Le prix Goncourt a été attribué aujourd´hui à Atiq Rahimi.




Atiq Rahimi, une voix universelle.



On ignore les raisons qui auraient poussé Atiq Rahimi, dans son dernier roman, à troquer sa langue maternelle, en l´occurrence le persan, contre le français, la langue certes de l´exil, mais, en même temps, une langue qui n´avait plus de secret pour lui, avant qu´il n´eût décidé de vivre en France, puisqu´il l´avait jadis étudiée au Lycée français de Kaboul, en Afghanistan. Quoi qu´il en soit, c´est un honneur pour la langue française qu´un écrivain de cette trempe l´eût choisie comme moyen d´expression de son art.
Né en 1962, Atiq Rahimi est issu d´une famille de classe moyenne francophile, ayant donc grandi dans un milieu où la littérature et les arts jouaient un rôle important dans l´éducation des jeunes.
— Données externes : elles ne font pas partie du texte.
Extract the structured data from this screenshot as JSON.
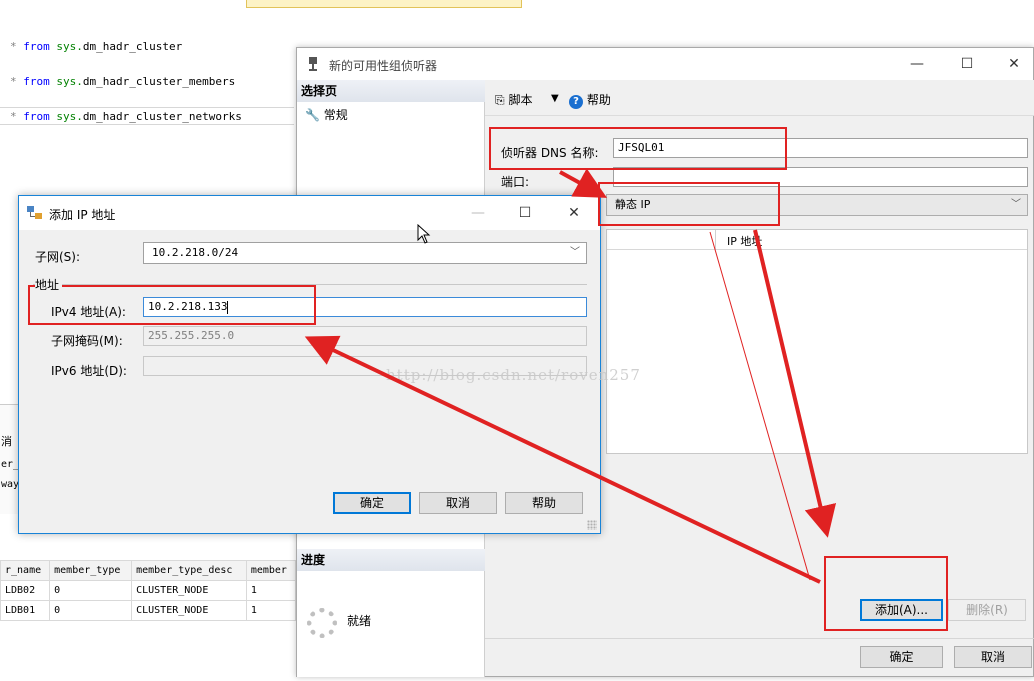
{
  "editor": {
    "lines": [
      {
        "prefix": "* ",
        "keyword": "from",
        "schema": "sys.",
        "object": "dm_hadr_cluster"
      },
      {
        "prefix": "* ",
        "keyword": "from",
        "schema": "sys.",
        "object": "dm_hadr_cluster_members"
      },
      {
        "prefix": "* ",
        "keyword": "from",
        "schema": "sys.",
        "object": "dm_hadr_cluster_networks"
      }
    ],
    "msg_tab": "消",
    "msg_frag1": "er_",
    "msg_frag2": "way"
  },
  "results": {
    "columns": [
      "r_name",
      "member_type",
      "member_type_desc",
      "member"
    ],
    "rows": [
      [
        "LDB02",
        "0",
        "CLUSTER_NODE",
        "1"
      ],
      [
        "LDB01",
        "0",
        "CLUSTER_NODE",
        "1"
      ]
    ]
  },
  "main_dialog": {
    "title": "新的可用性组侦听器",
    "select_page": "选择页",
    "general": "常规",
    "progress_header": "进度",
    "progress_status": "就绪",
    "toolbar": {
      "script": "脚本",
      "help": "帮助"
    },
    "dns_label": "侦听器 DNS 名称:",
    "dns_value": "JFSQL01",
    "port_label": "端口:",
    "port_value": "",
    "network_mode": "静态 IP",
    "grid_header": "IP 地址",
    "add_button": "添加(A)...",
    "remove_button": "删除(R)",
    "ok_button": "确定",
    "cancel_button": "取消"
  },
  "ip_dialog": {
    "title": "添加 IP 地址",
    "subnet_label": "子网(S):",
    "subnet_value": "10.2.218.0/24",
    "address_group": "地址",
    "ipv4_label": "IPv4 地址(A):",
    "ipv4_value": "10.2.218.133",
    "mask_label": "子网掩码(M):",
    "mask_value": "255.255.255.0",
    "ipv6_label": "IPv6 地址(D):",
    "ipv6_value": "",
    "ok_button": "确定",
    "cancel_button": "取消",
    "help_button": "帮助"
  },
  "watermark": "http://blog.csdn.net/roven257",
  "colors": {
    "annotation": "#e02222",
    "accent": "#0078d7"
  }
}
Mais la personnalité d´Atiq Rahimi s´est épanouie à une époque où son pays, l´Afghanistan, a été secoué par toutes sortes de convulsions, de l´occupation soviétique à la fin des années soixante-dix à l´écroulement de l´empire soviétique, puis à l´irruption du mouvement taliban, l´expression la plus achevée, médiévale et sauvage de l´intégrisme musulman. Ces derniers événements, Atiq Rahimi les a vécus, loin de sa patrie, puisque la guerre l´avait poussé à s´installer dès 1984 au Pakistan et à demander plus tard l´asile politique en France où il a suivi un doctorat dans le domaine de l´audiovisuel à la Sorbonne. De toute façon, la sombre réalité de son pays n´en a pas moins nourri son œuvre.
En 2000, il a publié son premier livre Terre et cendres. De ce livre, on a tiré plus tard un film, dont le scénario a été écrit par Atiq Rahimi lui-même. Le film a fait partie de la sélection du festival de Cannes 2004, dans la rubrique «Un certain regard».En 2002, paraissait son deuxième livre, Les milles maisons du rêve et de la terreur, et en 2005, le troisième, Le retour imaginaire, toujours chez l´éditeur Pol.
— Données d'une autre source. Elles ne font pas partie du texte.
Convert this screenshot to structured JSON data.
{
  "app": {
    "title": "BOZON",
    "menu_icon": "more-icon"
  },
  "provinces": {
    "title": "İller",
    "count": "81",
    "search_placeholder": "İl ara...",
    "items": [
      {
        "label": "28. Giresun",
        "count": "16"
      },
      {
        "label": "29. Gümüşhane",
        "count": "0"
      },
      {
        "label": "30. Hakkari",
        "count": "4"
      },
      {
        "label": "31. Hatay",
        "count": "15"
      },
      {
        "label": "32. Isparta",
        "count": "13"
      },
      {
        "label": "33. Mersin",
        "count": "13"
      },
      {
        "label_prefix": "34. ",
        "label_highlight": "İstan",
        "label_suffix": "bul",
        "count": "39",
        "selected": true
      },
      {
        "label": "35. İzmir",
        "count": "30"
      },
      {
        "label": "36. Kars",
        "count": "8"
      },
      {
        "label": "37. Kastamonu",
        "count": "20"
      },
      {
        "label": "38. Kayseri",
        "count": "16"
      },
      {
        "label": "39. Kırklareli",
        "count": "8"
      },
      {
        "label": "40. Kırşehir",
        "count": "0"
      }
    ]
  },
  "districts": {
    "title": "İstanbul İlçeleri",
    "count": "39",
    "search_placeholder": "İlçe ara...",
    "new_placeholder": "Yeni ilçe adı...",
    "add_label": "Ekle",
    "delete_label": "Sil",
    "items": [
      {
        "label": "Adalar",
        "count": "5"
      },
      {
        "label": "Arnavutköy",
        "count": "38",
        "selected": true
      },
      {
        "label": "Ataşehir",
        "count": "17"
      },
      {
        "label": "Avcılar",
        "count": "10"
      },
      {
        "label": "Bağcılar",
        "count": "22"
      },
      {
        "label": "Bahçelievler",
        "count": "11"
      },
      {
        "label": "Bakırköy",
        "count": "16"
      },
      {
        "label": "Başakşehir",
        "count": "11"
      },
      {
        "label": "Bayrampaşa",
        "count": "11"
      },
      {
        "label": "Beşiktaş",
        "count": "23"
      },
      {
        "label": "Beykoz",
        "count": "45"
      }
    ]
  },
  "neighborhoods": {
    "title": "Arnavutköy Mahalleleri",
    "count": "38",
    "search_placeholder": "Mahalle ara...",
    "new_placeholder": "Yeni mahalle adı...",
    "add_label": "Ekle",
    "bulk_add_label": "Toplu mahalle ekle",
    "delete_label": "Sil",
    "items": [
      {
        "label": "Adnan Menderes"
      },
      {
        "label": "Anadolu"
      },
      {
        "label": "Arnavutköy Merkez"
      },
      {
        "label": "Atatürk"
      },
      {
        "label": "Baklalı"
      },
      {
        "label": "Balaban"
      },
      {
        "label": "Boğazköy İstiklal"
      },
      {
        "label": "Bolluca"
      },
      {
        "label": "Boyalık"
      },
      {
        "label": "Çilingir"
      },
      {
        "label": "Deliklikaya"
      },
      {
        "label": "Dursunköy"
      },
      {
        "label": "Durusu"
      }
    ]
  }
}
Enfin, lors de cette rentrée 2008, Atiq Rahimi a publié son quatrième ouvrage et le premier directement écrit en français : Syngué Sabour, Pierre de patience. Dans la quatrième de couverture, l´éditeur nous explique le sens de cette expression : « Dans la mythologie perse, il s´agit d´une pierre magique que l´on pose devant soi pour déverser sur elle ses malheurs, ses souffrances, ses douleurs, ses misères…On lui confie tout ce que l´on n´ose pas révéler aux autres…Et la pierre écoute, absorbe comme une éponge tous les mots, tous les secrets jusqu´à ce qu´un beau jour elle éclate…Et ce jour-là on est délivré.»
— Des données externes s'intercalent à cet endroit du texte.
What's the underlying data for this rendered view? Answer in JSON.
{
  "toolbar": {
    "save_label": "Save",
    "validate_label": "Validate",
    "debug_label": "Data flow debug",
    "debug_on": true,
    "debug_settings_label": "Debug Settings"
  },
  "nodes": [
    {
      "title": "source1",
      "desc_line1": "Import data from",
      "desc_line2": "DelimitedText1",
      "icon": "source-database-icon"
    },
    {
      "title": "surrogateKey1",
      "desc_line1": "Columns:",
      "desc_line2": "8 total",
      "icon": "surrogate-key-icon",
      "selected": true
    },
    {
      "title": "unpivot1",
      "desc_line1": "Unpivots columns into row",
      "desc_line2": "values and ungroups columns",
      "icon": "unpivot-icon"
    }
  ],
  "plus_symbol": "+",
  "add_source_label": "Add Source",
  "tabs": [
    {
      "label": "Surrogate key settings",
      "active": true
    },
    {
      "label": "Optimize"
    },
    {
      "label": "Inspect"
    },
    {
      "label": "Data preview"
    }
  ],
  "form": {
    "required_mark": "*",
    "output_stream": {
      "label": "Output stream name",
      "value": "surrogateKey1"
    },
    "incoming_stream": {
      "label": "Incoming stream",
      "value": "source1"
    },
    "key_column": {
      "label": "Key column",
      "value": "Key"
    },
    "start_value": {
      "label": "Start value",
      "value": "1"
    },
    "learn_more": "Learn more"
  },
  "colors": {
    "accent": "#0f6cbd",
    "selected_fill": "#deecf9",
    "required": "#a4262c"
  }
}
Ce roman raconte l´histoire d´une femme afghane, de celles qui honorent leur condition de femmes. Elle veille son mari, un soldat d´Allah, un de ceux qui se sont laissés enivrer par l´hydre fondamentaliste. Est-il mort ? Est-il encore en vie, quoique grièvement blessé ? Toujours est-il que devant ce corps inerte, la femme égrène un chapelet de plaintes, d´interpellations à Dieu. Un flot de mots s´échappe de sa bouche, des mots exprimant sa colère longtemps rentrée, des mots d´où fuse une révolte de femme soumise à un mari tyrannique, fier de sa condition de mâle et chantre de l´obscurantisme religieux. Même à l´article de la mort, cet homme semble ne pas souffrir, comme nous le montre cet extrait de la page 34 : «L´homme ne réagit toujours pas (…) Aucune plainte. Ni dans les yeux, ni dans le souffle. «Tu ne souffres même pas ?!» Elle remet l´homme sur le dos, se penche sur lui pour le regarder dans les yeux. «Tu ne souffres jamais !tu n´as jamais souffert, jamais !» exhale-t-elle.»
Un jour, elle se fait putain, rien que pour se venger de ce mari, soldat d´Allah, pour qui le sexe ne sert qu´à assouvir son plaisir, celui de la femme ne pouvant jamais exister, ou alors si la femme ose l´exprimer, cela ne peut tenir que du domaine de la perversion.
Entre-temps, la guerre continue. Alors qu´elle veille son mari, le silence à la maison est souvent interrompu par des coups de feu, dehors…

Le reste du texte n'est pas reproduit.